Weight Streaming#

The weight streaming feature allows you to offload some weights from device memory to host memory. During network execution, these weights are streamed from the host to the device as needed. This technique can free up device memory, enabling you to run larger models or process larger batch sizes.

To enable this feature, during engine building, create a network with kSTRONGLY_TYPED and set kWEIGHT_STREAMING to builder config:

1...
2builder->createNetworkV2(1U << static_cast<uint32_t>(NetworkDefinitionCreationFlag::kSTRONGLY_TYPED));
3config->setFlag(BuilderFlag::kWEIGHT_STREAMING);
1builder.create_network(1 << int(trt.NetworkDefinitionCreationFlag.STRONGLY_TYPED))
2config.set_flag(trt.BuilderFlag.WEIGHT_STREAMING)

During runtime, deserialization allocates a host buffer to store all the weights instead of uploading them directly to the device. This can increase the host’s peak memory usage. You can use IStreamReaderV2 to deserialize directly from the engine file, avoiding needing a temporary buffer, which helps reduce peak memory usage. IStreamReaderV2 replaces the existing IStreamReader deserialization method.

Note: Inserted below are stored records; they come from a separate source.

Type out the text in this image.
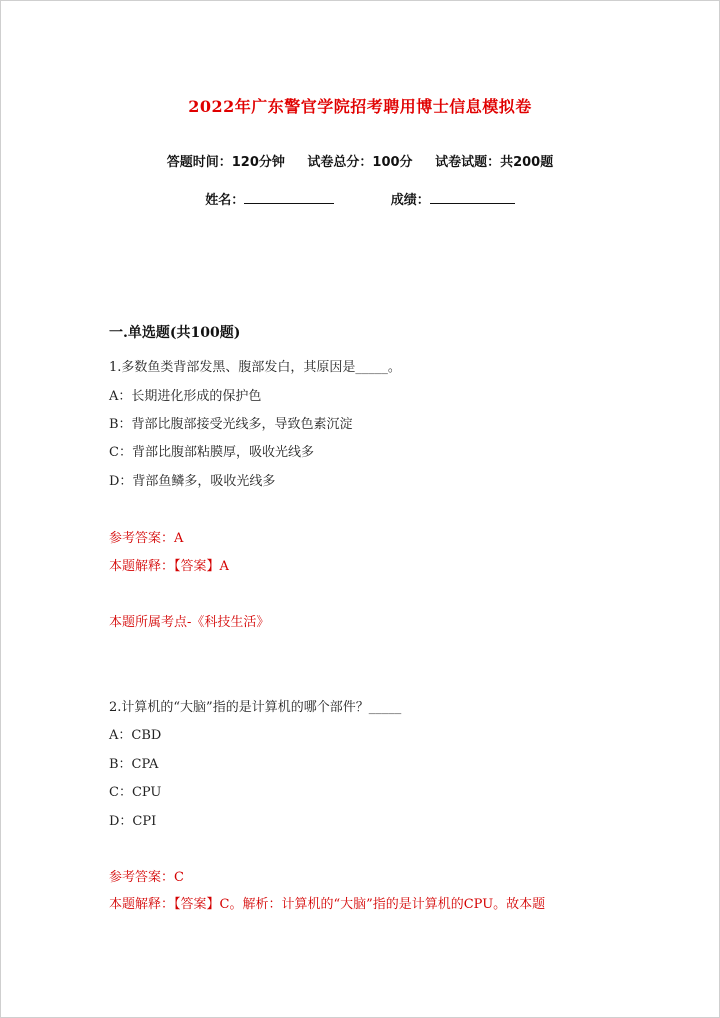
2022年广东警官学院招考聘用博士信息模拟卷
答题时间：120分钟 试卷总分：100分 试卷试题：共200题
姓名：	成绩：
一.单选题(共100题)
1.多数鱼类背部发黑、腹部发白，其原因是_____。
A：长期进化形成的保护色
B：背部比腹部接受光线多，导致色素沉淀
C：背部比腹部粘膜厚，吸收光线多
D：背部鱼鳞多，吸收光线多
参考答案：A
本题解释：【答案】A
本题所属考点-《科技生活》
2.计算机的“大脑”指的是计算机的哪个部件？_____
A：CBD
B：CPA
C：CPU
D：CPI
参考答案：C
本题解释：【答案】C。解析：计算机的“大脑”指的是计算机的CPU。故本题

After deserializing the engine, set the device memory budget for weights by:

1...
2engine->setWeightStreamingBudgetV2(size)
1...
2engine.weight_streaming_budget_v2 = size

The following APIs can help to determine the budget:

  • getStreamableWeightsSize() returns the total size of streamable weights.

  • getWeightStreamingScratchMemorySize() returns the extra scratch memory size for a context when weight streaming is enabled.

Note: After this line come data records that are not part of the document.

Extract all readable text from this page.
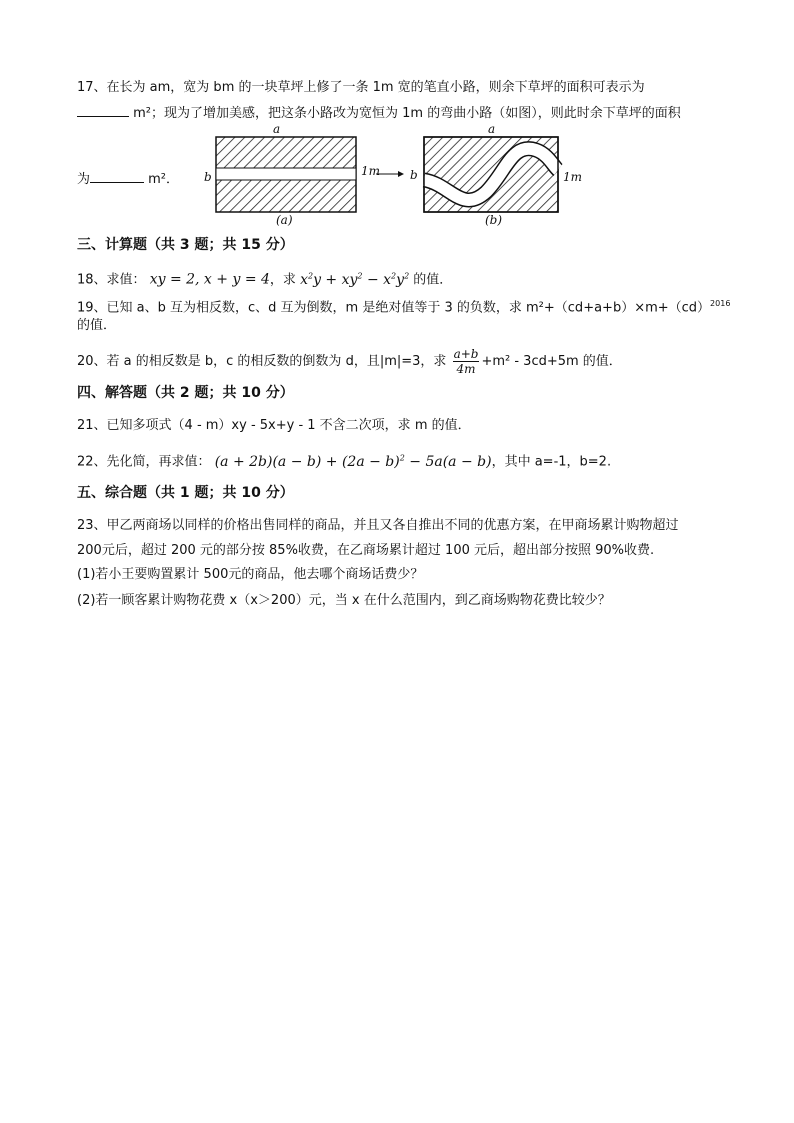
17、在长为 am，宽为 bm 的一块草坪上修了一条 1m 宽的笔直小路，则余下草坪的面积可表示为
m²；现为了增加美感，把这条小路改为宽恒为 1m 的弯曲小路（如图），则此时余下草坪的面积
为	m²．
a
b	1m
(a)
a
b	1m
(b)
三、计算题（共 3 题；共 15 分）
18、求值： xy = 2, x + y = 4，求 $x^2y + xy^2 - x^2y^2$ 的值．
19、已知 a、b 互为相反数，c、d 互为倒数，m 是绝对值等于 3 的负数，求 m²+（cd+a+b）×m+（cd）$^{2016}$
的值．
20、若 a 的相反数是 b，c 的相反数的倒数为 d，且|m|=3，求 $\frac{a+b}{4m} +m^2 - 3cd+5m$ 的值．
四、解答题（共 2 题；共 10 分）
21、已知多项式（4 - m）xy - 5x+y - 1 不含二次项，求 m 的值．
22、先化简，再求值： $(a + 2b)(a - b) + (2a - b)^2 - 5a(a - b)$，其中 a=-1，b=2.
五、综合题（共 1 题；共 10 分）
23、甲乙两商场以同样的价格出售同样的商品，并且又各自推出不同的优惠方案，在甲商场累计购物超过
200元后，超过 200 元的部分按 85%收费，在乙商场累计超过 100 元后，超出部分按照 90%收费.
(1)若小王要购置累计 500元的商品，他去哪个商场话费少？
(2)若一顾客累计购物花费 x（x＞200）元，当 x 在什么范围内，到乙商场购物花费比较少？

  • getDeviceMemorySizeV2() returns the total scratch memory size required by a context. If this API is called before enabling weight streaming by setWeightStreamingBudgetV2(), the return value will not include the extra scratch memory size required by weight streaming, which can be obtained using getWeightStreamingScratchMemorySize(). Otherwise, it will include this extra memory.

You can also combine information about the current free device memory size, context number, and other allocation needs.

TensorRT can also automatically determine a memory budget by getWeightStreamingAutomaticBudget(). However, due to limited information about the user’s specific memory allocation requirements, this automatically determined budget can be suboptimal and potentially lead to out-of-memory errors.

If the budget set by setWeightStreamingBudgetV2 is larger than the total size of streamable weights obtained by getStreamableWeightsSize(), the budget will be clipped to the total size, effectively disabling weight streaming.

You can query the budget set by getWeightStreamingBudgetV2().

The budget can be adjusted by setting it again when there is no active context for the engine.

After setting the budget, TensorRT will automatically determine which weights to retain on the device memory to maximize the overlap between computation and weight fetching.

Cross-Platform Compatibility#

By default, TensorRT engines can only be executed on the same platform (operating system and CPU architecture) where they were built. With build-time configuration, engines can be built to be compatible with other types of platforms. For example, to build an engine on Linux x86_64 platforms and expect the engine to run on Windows x86_64 platforms, configure the IBuilderConfig as follows:

config->setRuntimePlatform(nvinfer1::RuntimePlatform::kWINDOWS_AMD64);

The cross-platform engine might have performance differences from the natively built engine on the target platform. It also cannot run on the host platform it was built on.

When building a cross-platform engine that also requires version forward compatibility, kEXCLUDE_LEAN_RUNTIME must be set to exclude the target platform lean runtime.

Cross-platform building requires installing a separate Windows builder resource library. Refer to the TensorRT Installation Guide for more information.